Russia – the largest gas producer – is increasing its influence in Europe and Asia by building pipelines that link its territory to these regions and enable it to provide this valuable resource.
In particular, it is the Nord Stream 2, Siberian Force and the Turkish Stream, writes Bloomberg.
The agency points out that Russia has supplied gas to Europe since the end of World War II. Last year, the country suppressed a third of European fuel demand. Experts also predict that by 2025 Moscow will supply 40% of the total volume of gas to the continent. This could be facilitated by increased demand for gas from China and its Asian neighbors, as well as reduced production at the Groningen Dutch gas field.
It should be noted that the closure of the last nuclear reactor and a number of thermoelectric plants in Germany in 2022 will also lead to an increase in demand.

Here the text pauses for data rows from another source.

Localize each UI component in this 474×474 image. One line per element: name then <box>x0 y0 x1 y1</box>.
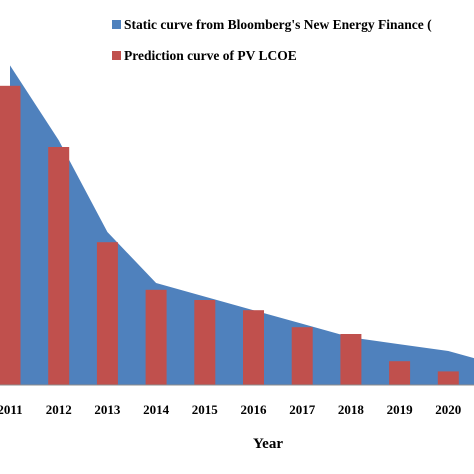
legend-swatch-static-curve <box>112 20 121 29</box>
bar-2011 <box>0 85 21 386</box>
x-tick-2019: 2019 <box>387 402 414 417</box>
x-axis-title: Year <box>253 436 283 452</box>
x-tick-2020: 2020 <box>435 402 461 417</box>
legend-label-static-curve: Static curve from Bloomberg's New Energy… <box>124 17 432 32</box>
legend-label-prediction-curve: Prediction curve of PV LCOE <box>124 48 297 63</box>
bar-2013 <box>96 242 118 385</box>
x-tick-2012: 2012 <box>46 402 72 417</box>
bar-2015 <box>194 300 216 385</box>
area-static-curve <box>10 65 474 385</box>
bar-2012 <box>48 147 70 385</box>
x-tick-2018: 2018 <box>338 402 365 417</box>
x-tick-2015: 2015 <box>192 402 219 417</box>
bar-2016 <box>243 310 264 385</box>
x-tick-2016: 2016 <box>241 402 268 417</box>
plot-area <box>0 65 474 386</box>
bar-2014 <box>145 289 167 385</box>
x-tick-2011: 2011 <box>0 402 23 417</box>
bar-2018 <box>340 334 362 385</box>
x-tick-2013: 2013 <box>94 402 121 417</box>
bar-2019 <box>389 361 411 385</box>
x-tick-2014: 2014 <box>143 402 170 417</box>
bar-2017 <box>291 327 313 385</box>
x-tick-2017: 2017 <box>289 402 316 417</box>
bar-2020 <box>437 371 459 385</box>
x-tick-labels: 2011 2012 2013 2014 2015 2016 2017 2018 2019 2020… <box>0 402 461 417</box>
legend: Static curve from Bloomberg's New Energy… <box>112 17 432 63</box>
legend-swatch-prediction-curve <box>112 51 121 60</box>
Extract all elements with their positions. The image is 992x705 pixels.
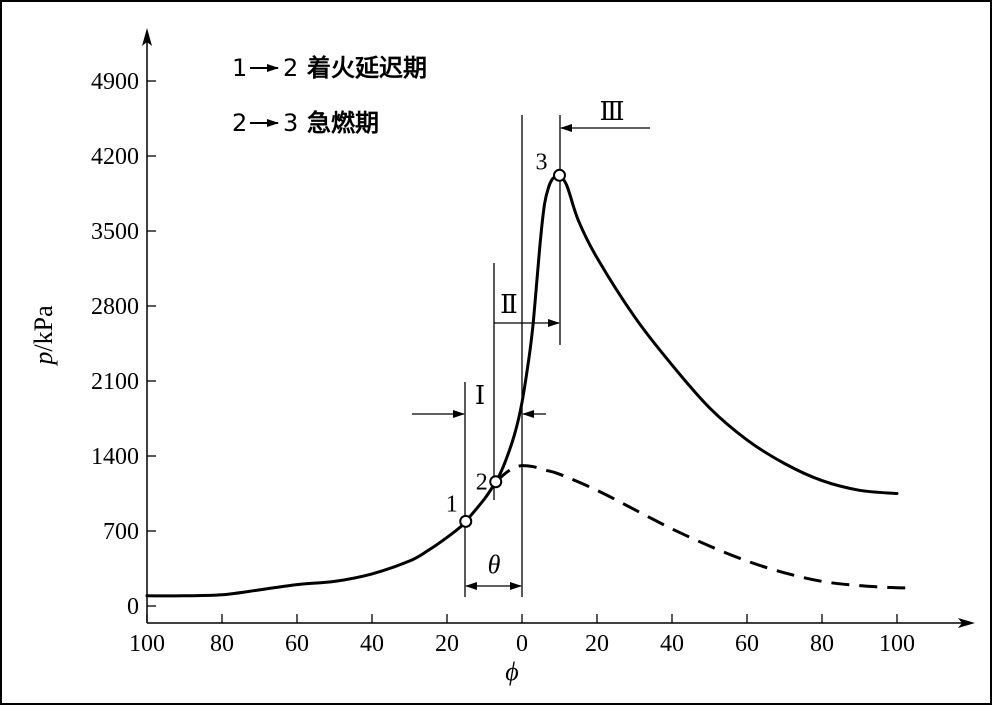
y-axis-label-unit: /kPa — [29, 305, 58, 352]
theta-label: θ — [488, 550, 501, 579]
x-tick-label: 60 — [285, 631, 309, 657]
x-axis-arrow — [958, 618, 975, 628]
y-ticks: 0 700 1400 2100 2800 3500 4200 4900 — [91, 69, 156, 620]
y-tick-label: 2100 — [91, 369, 139, 395]
point-markers: 12 3 — [446, 149, 566, 528]
legend-entry-2-label: 急燃期 — [307, 109, 379, 137]
legend-entry-2-to: 3 — [283, 109, 298, 137]
legend-entry-1-from: 1 — [232, 54, 247, 82]
x-tick-label: 20 — [585, 631, 609, 657]
phase-2-label: Ⅱ — [500, 290, 518, 319]
point-marker-3 — [553, 168, 566, 182]
y-axis-label: p/kPa — [29, 305, 58, 367]
x-tick-label: 20 — [435, 631, 459, 657]
x-tick-label: 80 — [210, 631, 234, 657]
x-axis-label: ϕ — [505, 657, 518, 686]
point-marker-1 — [459, 514, 473, 528]
legend-entry-1-label: 着火延迟期 — [307, 54, 427, 82]
point-marker-2 — [489, 475, 503, 489]
x-tick-label: 100 — [879, 631, 915, 657]
point-label-2: 2 — [476, 470, 488, 496]
phase-3-label: Ⅲ — [599, 97, 624, 126]
legend-entry-1-to: 2 — [283, 54, 298, 82]
legend-entry-2-from: 2 — [232, 109, 247, 137]
phase-annotations: Ⅰ Ⅱ Ⅲ θ — [412, 97, 650, 597]
x-tick-label: 60 — [735, 631, 759, 657]
legend-entry-2: 2 3 急燃期 — [232, 109, 379, 137]
y-tick-label: 4200 — [91, 144, 139, 170]
legend: 1 2 着火延迟期 2 3 急燃期 — [232, 54, 427, 137]
y-tick-label: 0 — [127, 594, 139, 620]
x-tick-label: 0 — [516, 631, 528, 657]
y-axis-arrow — [142, 28, 152, 46]
x-tick-label: 100 — [129, 631, 165, 657]
phase-1-label: Ⅰ — [475, 381, 485, 410]
y-tick-label: 3500 — [91, 219, 139, 245]
x-tick-label: 40 — [660, 631, 684, 657]
point-label-1: 1 — [446, 491, 458, 517]
y-tick-label: 2800 — [91, 294, 139, 320]
point-label-3: 3 — [536, 149, 548, 175]
y-tick-label: 4900 — [91, 69, 139, 95]
y-axis-label-var: p — [29, 352, 58, 367]
x-tick-label: 80 — [810, 631, 834, 657]
y-tick-label: 1400 — [91, 444, 139, 470]
y-tick-label: 700 — [103, 519, 139, 545]
legend-entry-1: 1 2 着火延迟期 — [232, 54, 427, 82]
series-line-fired — [145, 173, 899, 598]
svg-text:p/kPa: p/kPa — [29, 305, 58, 367]
x-ticks: 100 80 60 40 20 0 20 40 60 80 100 — [129, 614, 915, 657]
x-tick-label: 40 — [360, 631, 384, 657]
series-line-motored — [494, 464, 909, 590]
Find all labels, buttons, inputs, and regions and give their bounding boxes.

Bloomberg claimss that Russian gas projects also have enemies, in particular US President Donald Trump, who called Germany a “hostage to Moscow” and signed a law that imposes sanctions on companies that cooperate with Nord Stream 2. In addition to the United States, until 2022 Poland plans to stop buying Russian gas and replace it with the Norwegian.
At the same time, the German authorities stress that for decades Moscow remained a reliable supplier – neither the Cold War nor the escalation of tensions in relations due to the situation in Ukraine prevented this. Entrepreneurs in Germany also point out that the growing influence of the Russian company Gazprom (energy giant) does not cause them any concern.
3 Russian pipelines
In 2014, Gazprom signed a 30-year agreement with China’s National Petroleum Corporation and agreed to supply 38 billion cubic meters of Russian gas per year through the Siberia Force pipeline.

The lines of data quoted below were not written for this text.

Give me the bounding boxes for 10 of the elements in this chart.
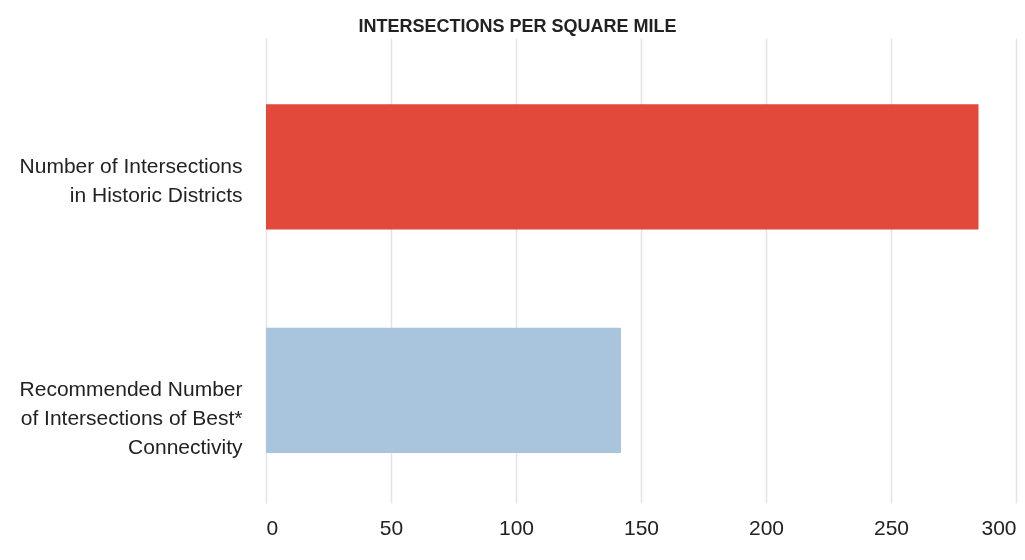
x-tick-label: 100: [498, 515, 535, 539]
y-tick-label: Number of Intersections in Historic Districts: [19, 153, 243, 206]
x-tick-label: 200: [748, 515, 785, 539]
x-tick-label: 0: [266, 515, 279, 539]
x-tick-label: 150: [623, 515, 660, 539]
y-tick-label: Recommended Number of Intersections of Best* Connectivity: [19, 377, 243, 459]
x-tick-label: 50: [379, 515, 404, 539]
chart-title: INTERSECTIONS PER SQUARE MILE: [358, 16, 677, 36]
x-tick-label: 300: [981, 515, 1017, 539]
x-tick-label: 250: [873, 515, 910, 539]
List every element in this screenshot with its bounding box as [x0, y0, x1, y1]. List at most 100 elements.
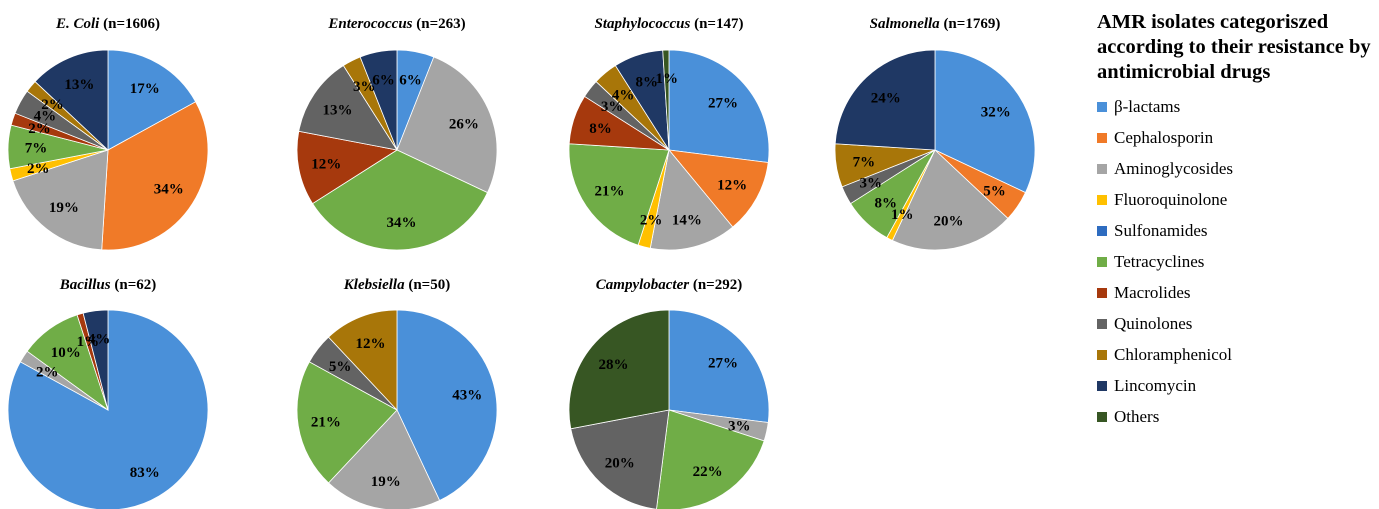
- chart-title-count: (n=147): [690, 16, 743, 32]
- chart-title: Enterococcus (n=263): [327, 16, 465, 32]
- pie-slice: [296, 361, 398, 484]
- legend-swatch: [1097, 132, 1107, 143]
- legend-label: Macrolides: [1114, 282, 1191, 302]
- pie-slice: [568, 309, 670, 430]
- legend-label: Aminoglycosides: [1114, 158, 1233, 178]
- legend-item: β-lactams: [1097, 91, 1377, 122]
- pie-slice-label: 22%: [693, 464, 723, 480]
- legend-item: Sulfonamides: [1097, 215, 1377, 246]
- chart-title-count: (n=1769): [940, 16, 1001, 32]
- chart-title-organism: Klebsiella: [343, 277, 405, 293]
- legend-label: Others: [1114, 406, 1160, 426]
- chart-title-count: (n=1606): [99, 16, 160, 32]
- pie-chart: Staphylococcus (n=147) 27% 12% 14% 2% 21% 8% 3%…: [568, 16, 770, 251]
- pie-slice: [656, 409, 765, 509]
- legend-label: Lincomycin: [1114, 375, 1197, 395]
- pie-slice-label: 8%: [589, 121, 612, 137]
- pie-slice-label: 27%: [708, 95, 738, 111]
- legend-label: Fluoroquinolone: [1114, 189, 1228, 209]
- pie-slice-label: 19%: [49, 200, 79, 216]
- pie-slice-label: 43%: [452, 387, 482, 403]
- chart-title: Staphylococcus (n=147): [595, 16, 744, 32]
- chart-title-count: (n=62): [111, 277, 157, 293]
- pie-slice-label: 28%: [599, 357, 629, 373]
- pie-slice: [568, 143, 670, 246]
- pie-slice-label: 19%: [371, 474, 401, 490]
- pie-slice: [834, 49, 936, 151]
- legend-title: AMR isolates categoriszed according to t…: [1097, 11, 1371, 83]
- pie-slice-label: 2%: [36, 364, 59, 380]
- legend-swatch: [1097, 256, 1107, 267]
- pie-slice-label: 27%: [708, 355, 738, 371]
- pie-slice-label: 12%: [356, 336, 386, 352]
- pie-slice-label: 83%: [130, 465, 160, 481]
- pie-slice-label: 14%: [672, 213, 702, 229]
- pie-slice: [312, 149, 489, 251]
- legend-swatch: [1097, 318, 1107, 329]
- pie-slice-label: 6%: [399, 72, 422, 88]
- pie-slice: [396, 309, 498, 502]
- pie-slice-label: 2%: [28, 121, 51, 137]
- pie-slice: [934, 49, 1036, 194]
- pie-slice-label: 12%: [717, 178, 747, 194]
- pie-slice: [101, 101, 209, 251]
- pie-slice-label: 10%: [51, 345, 81, 361]
- pie-slice-label: 2%: [41, 97, 64, 113]
- legend-label: Chloramphenicol: [1114, 344, 1233, 364]
- pie-slice-label: 2%: [640, 213, 663, 229]
- pie-slice-label: 5%: [329, 359, 352, 375]
- legend-item: Lincomycin: [1097, 370, 1377, 401]
- chart-title-organism: Enterococcus: [327, 16, 412, 32]
- pie-chart: Enterococcus (n=263)6%26%34%12%13%3%6%: [296, 16, 498, 251]
- legend-swatch: [1097, 349, 1107, 360]
- legend-item: Tetracyclines: [1097, 246, 1377, 277]
- legend-label: Sulfonamides: [1114, 220, 1208, 240]
- pie-chart: Campylobacter (n=292) 27% 3% 22% 20% 28%: [568, 277, 770, 509]
- chart-title: E. Coli (n=1606): [55, 16, 160, 32]
- pie-slice: [107, 49, 197, 151]
- chart-title-organism: Campylobacter: [596, 277, 689, 293]
- pie-chart: E. Coli (n=1606)17%34%19%2%7%2%4%2%13%: [7, 16, 209, 251]
- legend-swatch: [1097, 163, 1107, 174]
- pie-slice-label: 32%: [981, 104, 1011, 120]
- pie-chart: Klebsiella (n=50) 43% 19% 21% 5%12%: [296, 277, 498, 509]
- pie-slice: [396, 56, 498, 194]
- pie-slice: [570, 409, 670, 509]
- chart-title-organism: E. Coli: [55, 16, 100, 32]
- pie-slice-label: 3%: [601, 99, 624, 115]
- pie-slice-label: 21%: [595, 184, 625, 200]
- chart-title-count: (n=263): [413, 16, 466, 32]
- pie-slice: [34, 49, 109, 151]
- legend-items: β-lactams Cephalosporin Aminoglycosides Flu…: [1097, 91, 1377, 432]
- chart-title: Klebsiella (n=50): [343, 277, 450, 293]
- pie-slice-label: 7%: [25, 141, 48, 157]
- pie-slice-label: 4%: [612, 88, 635, 104]
- pie-slice-label: 5%: [983, 184, 1006, 200]
- pie-slice-label: 34%: [387, 215, 417, 231]
- pie-slice-label: 20%: [605, 456, 635, 472]
- pie-slice: [12, 149, 109, 251]
- pie-slice: [662, 49, 670, 151]
- pie-slice: [82, 309, 109, 411]
- pie-slice: [7, 309, 209, 509]
- pie-slice-label: 24%: [871, 91, 901, 107]
- legend-label: Cephalosporin: [1114, 127, 1214, 147]
- pie-slice-label: 13%: [323, 103, 353, 119]
- chart-title-count: (n=50): [405, 277, 451, 293]
- pie-slice-label: 8%: [636, 75, 659, 91]
- legend-label: Tetracyclines: [1114, 251, 1205, 271]
- chart-title: Campylobacter (n=292): [596, 277, 742, 293]
- pie-slice-label: 4%: [88, 332, 111, 348]
- pie-slice: [649, 149, 734, 251]
- pie-slice-label: 2%: [27, 161, 50, 177]
- legend-swatch: [1097, 411, 1107, 422]
- legend-label: β-lactams: [1114, 96, 1181, 116]
- legend-swatch: [1097, 225, 1107, 236]
- pie-slice-label: 17%: [130, 81, 160, 97]
- chart-title: Bacillus (n=62): [59, 277, 157, 293]
- pie-slice: [296, 130, 399, 205]
- legend: AMR isolates categoriszed according to t…: [1097, 10, 1377, 432]
- pie-slice-label: 3%: [860, 176, 883, 192]
- pie-slice-label: 26%: [449, 117, 479, 133]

The pipeline will also transport gas from the Irkutsk and Yakutia production centers to consumers in Russia’s eastern tip.
Another important gas pipeline is Nord Stream 2, which represents a joint venture between Russian gas giant Gazprom and five European companies. The aim of the project is to provide 55 billion cubic meters of Russian natural gas annually directly to the European Union via the Baltic Sea.

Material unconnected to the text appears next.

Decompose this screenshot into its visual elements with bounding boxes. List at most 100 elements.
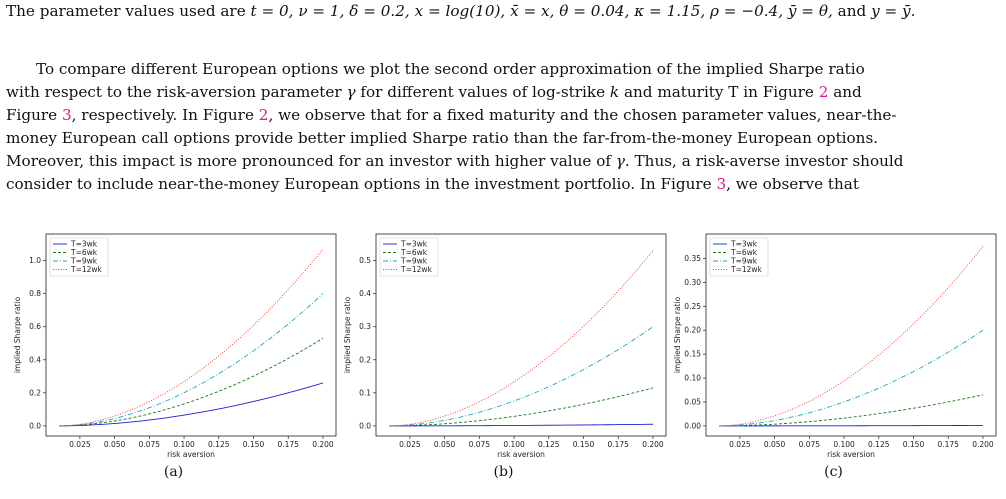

When talking about the Turkish Current project, it is worth noting that it was announced at the end of 2014 by Russian President Vladimir Putin during an official visit to Turkey. In November 2015, the project was suspended after a Russian Su-24 aircraft was overthrown by a Turkish fighter in Syria. Relations between Moscow and Ankara were resumed in June last year, following Turkey’s apology to Russia.
In October 2016, Moscow and Ankara signed an intergovernmental agreement on the construction of two submarine pipeline lines across the Black Sea. It is estimated that the annual capacity of each line will reach 15.75 billion cubic meters of natural gas.